Forever Young

Imagination is a powerful thing. At the Koch Family Children’s Museum of Evansville, children are encouraged to let their imaginations run wild — all while developing lifelong habits of creative expression, critical thinking, problem solving, and decision making.

With more than 18,000 square feet, there is almost no end to the activities children (and adults) can explore at cMoe. The museum includes galleries with a theater, a ball canon, and a miniature river, cowbells, racing cars, and a giant climbing carrot. And, of course, there is the Quack Factory, which takes up two levels and offers the opportunity to get your hands wet.

“cMoe is important to Evansville because of early child development,” says Ashley McReynolds, director of marketing and development at cMoe. “We like to think of ourselves as an important piece in that. We want to continue having children grow and learn and really spark their creativity as well. We also help them learn in other ways they wouldn’t think of.”

Started in 1990 by the Junior League of Evansville, the Hands on Discovery Museum was located in Washington Square Mall. But after the need for a larger facility became clear, the museum closed for two years, was renamed cMoe, and reopened in 2006 inside the former Central Library location.

New to cMoe is the exhibit Fantastic Plastic. Thanks to donations from Sabic, a company based out of Massachusetts specializing in innovative plastics, children can now learn all about plastic, its everyday uses, and how it changes our world. The staff is currently working on constructing the pin wall, which should be coming to the Fantastic Plastic gallery in 2015.

The museum also hosts school field trips, birthday parties, museum events, and themed summer camps. With camps for children of all ages, cMoe’s spy themed summer camp is the most popular among camp goers, but the museum has offered other themes like dinosaurs and pirates in the past. For birthday parties, cMoe takes care of everything; they make the invitations, provide the cake and pizza, offer a party host to lead the kids in a craft project, and clean up the mess once the party is finished.

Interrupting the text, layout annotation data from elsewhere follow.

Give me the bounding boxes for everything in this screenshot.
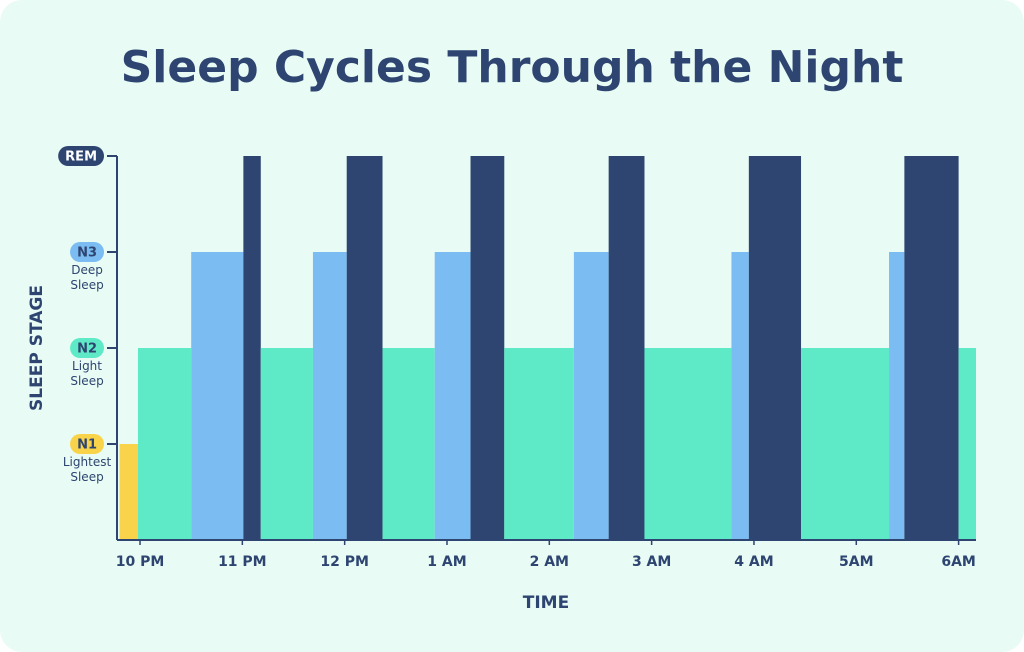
stage-bar: [608, 156, 645, 540]
y-tick-label: N2: [77, 342, 97, 357]
stage-bar: [137, 348, 192, 540]
y-tick-note: Light Sleep: [70, 359, 104, 388]
stage-bar: [346, 156, 383, 540]
x-tick-label: 11 PM: [218, 554, 267, 570]
stage-bar: [260, 348, 313, 540]
y-tick-pill: [70, 434, 104, 454]
stage-bar: [958, 348, 976, 540]
y-tick-pill: [70, 242, 104, 262]
x-tick-label: 12 PM: [320, 554, 369, 570]
stage-bar: [191, 252, 244, 540]
stage-bar: [382, 348, 435, 540]
stage-bar: [889, 252, 905, 540]
stage-bar: [644, 348, 732, 540]
stage-bar: [748, 156, 802, 540]
y-tick-label: REM: [65, 150, 97, 165]
stage-bar: [801, 348, 890, 540]
x-tick-label: 3 AM: [632, 554, 671, 570]
y-tick-label: N3: [77, 246, 97, 261]
x-tick-label: 1 AM: [427, 554, 466, 570]
y-tick-pill: [70, 338, 104, 358]
x-axis-title: TIME: [523, 593, 569, 613]
y-tick-label: N1: [77, 438, 97, 453]
x-tick-label: 2 AM: [530, 554, 569, 570]
stage-bar: [573, 252, 609, 540]
x-tick-label: 6AM: [941, 554, 976, 570]
stage-bar: [434, 252, 471, 540]
stage-bar: [904, 156, 959, 540]
stage-bar: [470, 156, 505, 540]
x-tick-label: 5AM: [839, 554, 874, 570]
chart-title: Sleep Cycles Through the Night: [121, 42, 904, 93]
y-tick-note: Lightest Sleep: [62, 455, 112, 484]
x-tick-label: 4 AM: [734, 554, 773, 570]
x-tick-label: 10 PM: [116, 554, 165, 570]
stage-bar: [731, 252, 749, 540]
y-tick-pill: [58, 146, 104, 166]
stage-bar: [119, 444, 138, 540]
y-tick-note: Deep Sleep: [70, 263, 104, 292]
stage-bar: [243, 156, 261, 540]
stage-bar: [312, 252, 347, 540]
stage-bar: [504, 348, 574, 540]
y-axis-title: SLEEP STAGE: [27, 285, 47, 411]
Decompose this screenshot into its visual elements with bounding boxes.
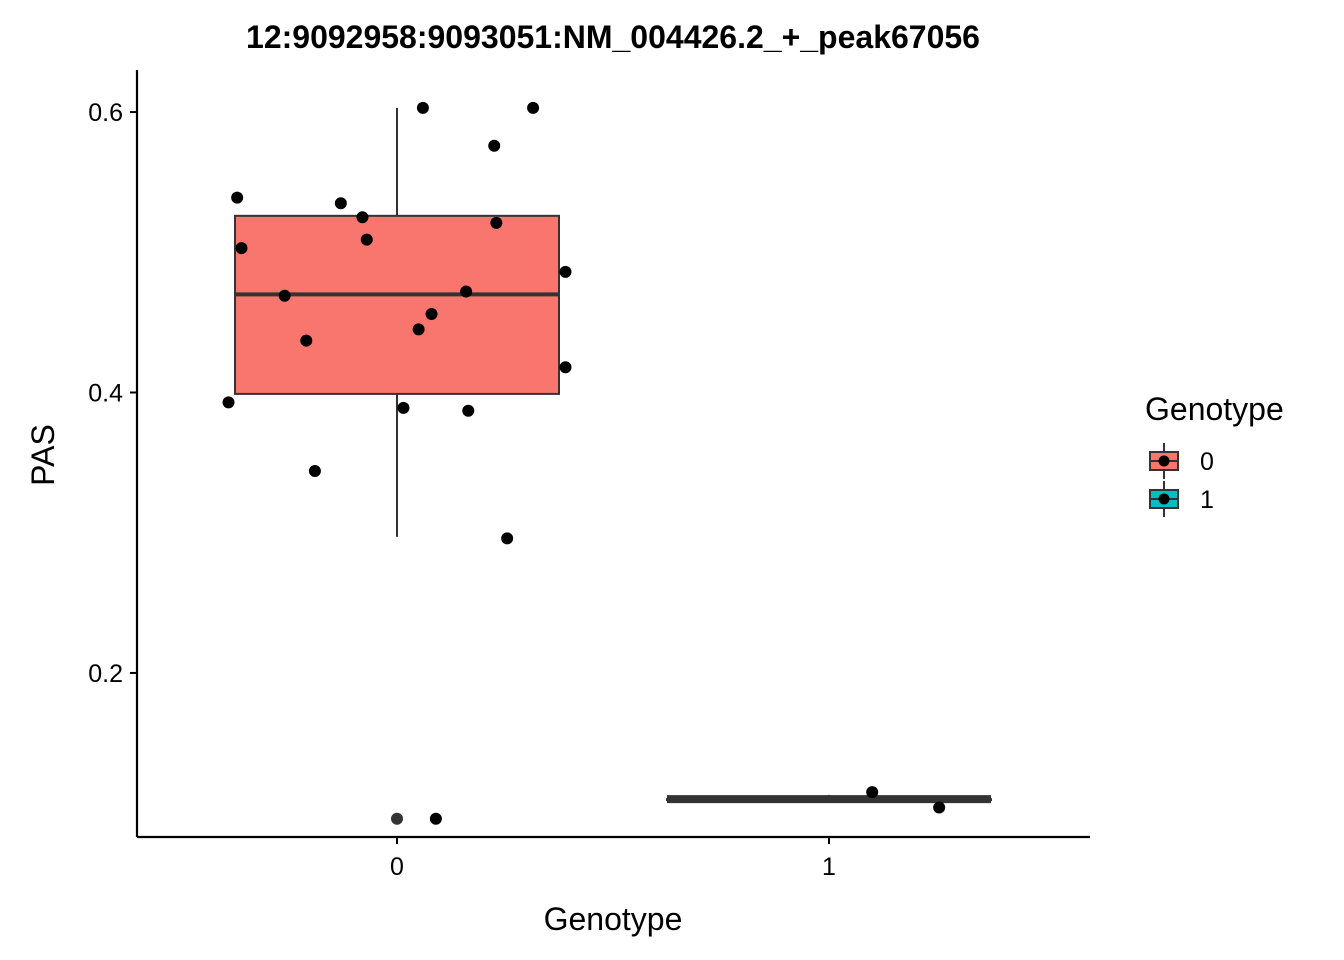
- data-point: [559, 265, 572, 278]
- data-point: [462, 404, 475, 417]
- legend-title: Genotype: [1145, 391, 1284, 427]
- legend-key-point: [1158, 455, 1170, 467]
- legend-label: 1: [1200, 486, 1214, 514]
- data-point: [300, 334, 313, 347]
- x-tick-label: 1: [822, 853, 836, 881]
- box-outlier-point: [391, 812, 403, 825]
- data-point: [412, 323, 425, 336]
- data-point: [334, 197, 347, 210]
- data-point: [235, 242, 248, 255]
- y-axis-title: PAS: [25, 424, 61, 486]
- box-body: [234, 214, 560, 395]
- data-point: [231, 191, 244, 204]
- x-tick-label: 0: [390, 853, 404, 881]
- data-point: [490, 216, 503, 229]
- y-tick-label: 0.6: [88, 99, 123, 127]
- plot-panel: 0.2 0.4 0.6 0 1: [88, 70, 1090, 881]
- y-tick-label: 0.4: [88, 380, 123, 408]
- data-point: [501, 532, 514, 545]
- legend-key-point: [1158, 493, 1170, 505]
- x-axis-title: Genotype: [544, 901, 683, 937]
- data-point: [425, 307, 438, 320]
- data-point: [222, 396, 235, 409]
- data-point: [360, 233, 373, 246]
- y-tick-label: 0.2: [88, 660, 123, 688]
- data-point: [397, 401, 410, 414]
- legend: Genotype 0 1: [1145, 391, 1284, 517]
- data-point: [488, 139, 501, 152]
- chart-title: 12:9092958:9093051:NM_004426.2_+_peak670…: [246, 19, 980, 55]
- data-point: [559, 361, 572, 374]
- data-point: [308, 465, 321, 478]
- data-point: [866, 786, 879, 799]
- data-point: [429, 812, 442, 825]
- data-point: [278, 289, 291, 302]
- data-point: [933, 801, 946, 814]
- data-point: [416, 101, 429, 114]
- data-point: [527, 101, 540, 114]
- data-point: [356, 211, 369, 224]
- data-point: [460, 285, 473, 298]
- legend-label: 0: [1200, 448, 1214, 476]
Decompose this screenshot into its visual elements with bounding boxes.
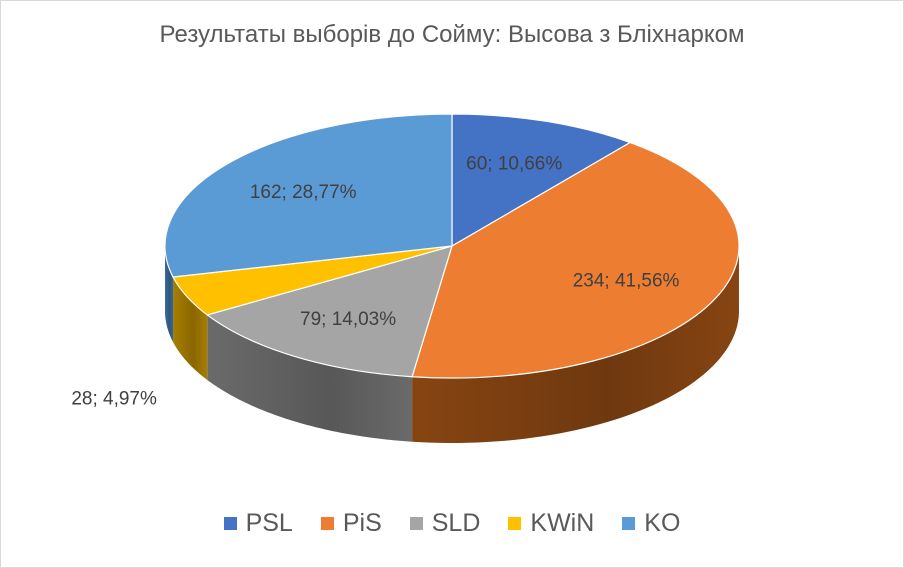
legend-item-kwin: KWiN [508, 509, 594, 538]
legend: PSL PiS SLD KWiN KO [1, 509, 903, 538]
legend-item-sld: SLD [409, 509, 481, 538]
slice-side-shade-kwin [173, 277, 208, 380]
slice-side-shade-pis [412, 247, 739, 443]
slice-pis [411, 141, 740, 379]
legend-item-psl: PSL [223, 509, 293, 538]
legend-item-pis: PiS [320, 509, 382, 538]
slice-side-shade-ko [165, 247, 174, 343]
legend-item-ko: KO [622, 509, 680, 538]
legend-label: KO [644, 509, 681, 537]
legend-label: KWiN [530, 509, 595, 537]
slice-psl [451, 113, 632, 248]
data-label-kwin: 28; 4,97% [71, 389, 157, 410]
legend-label: PiS [342, 509, 382, 537]
slice-sld [205, 245, 453, 378]
chart-title: Результаты выборів до Сойму: Высова з Бл… [159, 21, 745, 48]
legend-label: PSL [245, 509, 293, 537]
legend-swatch [622, 517, 636, 530]
legend-label: SLD [431, 509, 481, 537]
legend-swatch [508, 517, 522, 530]
legend-swatch [409, 517, 423, 530]
legend-swatch [223, 517, 237, 530]
legend-swatch [320, 517, 334, 530]
data-label-sld: 79; 14,03% [300, 309, 396, 330]
data-label-pis: 234; 41,56% [573, 270, 680, 291]
slice-ko [164, 113, 453, 278]
data-label-psl: 60; 10,66% [466, 154, 562, 175]
data-label-ko: 162; 28,77% [250, 182, 357, 203]
slice-side-shade-sld [207, 314, 413, 442]
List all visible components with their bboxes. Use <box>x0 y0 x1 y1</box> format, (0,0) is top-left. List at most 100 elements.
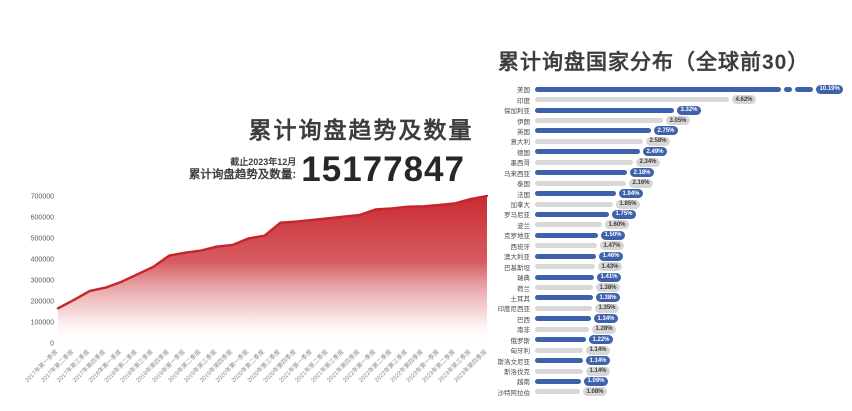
bar-row: 澳大利亚 1.46% <box>486 251 852 261</box>
area-fill <box>58 196 487 343</box>
country-label: 巴基斯坦 <box>504 264 530 272</box>
value-badge: 1.14% <box>586 366 611 376</box>
bar-row: 英国 2.75% <box>486 126 852 136</box>
bar-row: 波兰 1.60% <box>486 220 852 230</box>
value-badge: 1.41% <box>597 272 622 282</box>
value-badge: 1.22% <box>589 335 614 345</box>
country-label: 荷兰 <box>517 285 530 293</box>
bar <box>535 285 593 291</box>
bar <box>535 274 594 280</box>
bar-row: 克罗地亚 1.50% <box>486 230 852 240</box>
bar-row: 斯洛文尼亚 1.14% <box>486 355 852 366</box>
value-badge: 1.35% <box>595 303 620 313</box>
bar <box>535 180 626 186</box>
bar <box>535 138 643 144</box>
country-label: 巴西 <box>517 316 530 324</box>
bar-row: 伊朗 3.05% <box>486 115 852 126</box>
bar-row: 美国 10.19% <box>486 84 852 94</box>
country-label: 越南 <box>517 379 530 387</box>
country-label: 沙特阿拉伯 <box>497 389 531 397</box>
bar <box>535 107 674 113</box>
bar-row: 瑞典 1.41% <box>486 272 852 282</box>
bar-row: 巴基斯坦 1.43% <box>486 261 852 272</box>
trend-chart-title: 累计询盘趋势及数量 <box>248 117 474 144</box>
bar-row: 印度 4.62% <box>486 94 852 105</box>
bar-row: 马来西亚 2.18% <box>486 168 852 178</box>
country-label: 波兰 <box>517 222 530 230</box>
value-badge: 3.05% <box>666 116 691 126</box>
value-badge: 1.38% <box>596 283 621 293</box>
bar <box>535 243 597 249</box>
bar-row: 西班牙 1.47% <box>486 241 852 251</box>
bar <box>535 201 613 207</box>
country-chart-title: 累计询盘国家分布（全球前30） <box>498 51 810 75</box>
country-label: 美国 <box>517 87 530 95</box>
bar-row: 土耳其 1.38% <box>486 293 852 303</box>
country-label: 俄罗斯 <box>510 337 531 345</box>
bar-row: 德国 2.49% <box>486 147 852 157</box>
bar-row: 泰国 2.16% <box>486 178 852 188</box>
country-label: 印度 <box>517 97 530 105</box>
bar <box>535 378 581 384</box>
value-badge: 1.46% <box>599 251 624 261</box>
bar <box>535 264 595 270</box>
y-tick-label: 500000 <box>31 236 54 243</box>
y-tick-label: 0 <box>50 341 54 348</box>
bar-row: 匈牙利 1.14% <box>486 345 852 355</box>
y-tick-label: 100000 <box>31 320 54 327</box>
bar-row: 巴西 1.34% <box>486 314 852 324</box>
country-label: 瑞典 <box>517 275 530 283</box>
value-badge: 1.09% <box>584 376 609 386</box>
value-badge: 1.14% <box>586 345 611 355</box>
bar <box>535 128 651 134</box>
value-badge: 1.34% <box>594 314 619 324</box>
country-label: 法国 <box>517 191 530 199</box>
country-label: 斯洛文尼亚 <box>497 358 531 366</box>
value-badge: 3.32% <box>677 105 702 115</box>
trend-asof-label: 截止2023年12月 <box>230 156 297 167</box>
bar-row: 加拿大 1.85% <box>486 199 852 209</box>
value-badge: 10.19% <box>816 84 844 94</box>
axis-break-dash <box>784 86 792 92</box>
y-tick-label: 600000 <box>31 215 54 222</box>
y-tick-label: 200000 <box>31 299 54 306</box>
bar <box>535 149 640 155</box>
bar <box>535 368 583 374</box>
bar-row: 印度尼西亚 1.35% <box>486 303 852 313</box>
country-label: 泰国 <box>517 181 530 189</box>
value-badge: 2.16% <box>629 178 654 188</box>
country-label: 斯洛伐克 <box>504 369 530 377</box>
bar <box>535 305 592 311</box>
bar <box>535 159 633 165</box>
bar-row: 意大利 2.58% <box>486 136 852 146</box>
bar <box>535 253 596 259</box>
bar-row: 荷兰 1.38% <box>486 282 852 293</box>
value-badge: 2.49% <box>643 147 668 157</box>
trend-total-value: 15177847 <box>301 150 465 189</box>
value-badge: 4.62% <box>732 95 757 105</box>
trend-line <box>56 194 489 310</box>
country-label: 罗马尼亚 <box>504 212 530 220</box>
value-badge: 1.75% <box>612 209 637 219</box>
value-badge: 1.28% <box>592 324 617 334</box>
bar <box>535 170 627 176</box>
bar <box>535 118 663 124</box>
value-badge: 2.58% <box>646 136 671 146</box>
country-label: 墨西哥 <box>510 160 531 168</box>
bar-segment <box>535 86 781 92</box>
bar-row: 墨西哥 2.34% <box>486 157 852 167</box>
country-bars: 美国 10.19% 印度 4.62% 保加利亚 3.32% 伊朗 3.05% 英国 2.75% 意大… <box>486 84 852 397</box>
value-badge: 2.34% <box>636 157 661 167</box>
bar <box>535 97 729 103</box>
bar-row: 越南 1.09% <box>486 376 852 386</box>
area-plot: 0 100000 200000 300000 400000 500000 600000 700… <box>23 194 489 385</box>
bar <box>535 316 591 322</box>
bar-row: 沙特阿拉伯 1.08% <box>486 387 852 397</box>
value-badge: 1.14% <box>586 356 611 366</box>
country-label: 匈牙利 <box>510 348 531 356</box>
value-badge: 1.85% <box>616 199 641 209</box>
bar <box>535 389 580 395</box>
bar <box>535 232 598 238</box>
bar-row: 斯洛伐克 1.14% <box>486 366 852 376</box>
bar <box>535 358 583 364</box>
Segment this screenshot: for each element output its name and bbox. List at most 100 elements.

Those adults who want to explore the museum without a child have the opportunity when cMoe hosts the Way Late Play Date in May. For one night on Fifth Street, the museum provides beer, cocktails, and heavy hors d’oeuvres. Also, adults are able to enjoy karaoke, trivia, and, of course, the museum exhibits.
Spring is a busy time for the nonprofit, volunteer-based museum to provide children with the experience to learn in a nontraditional way.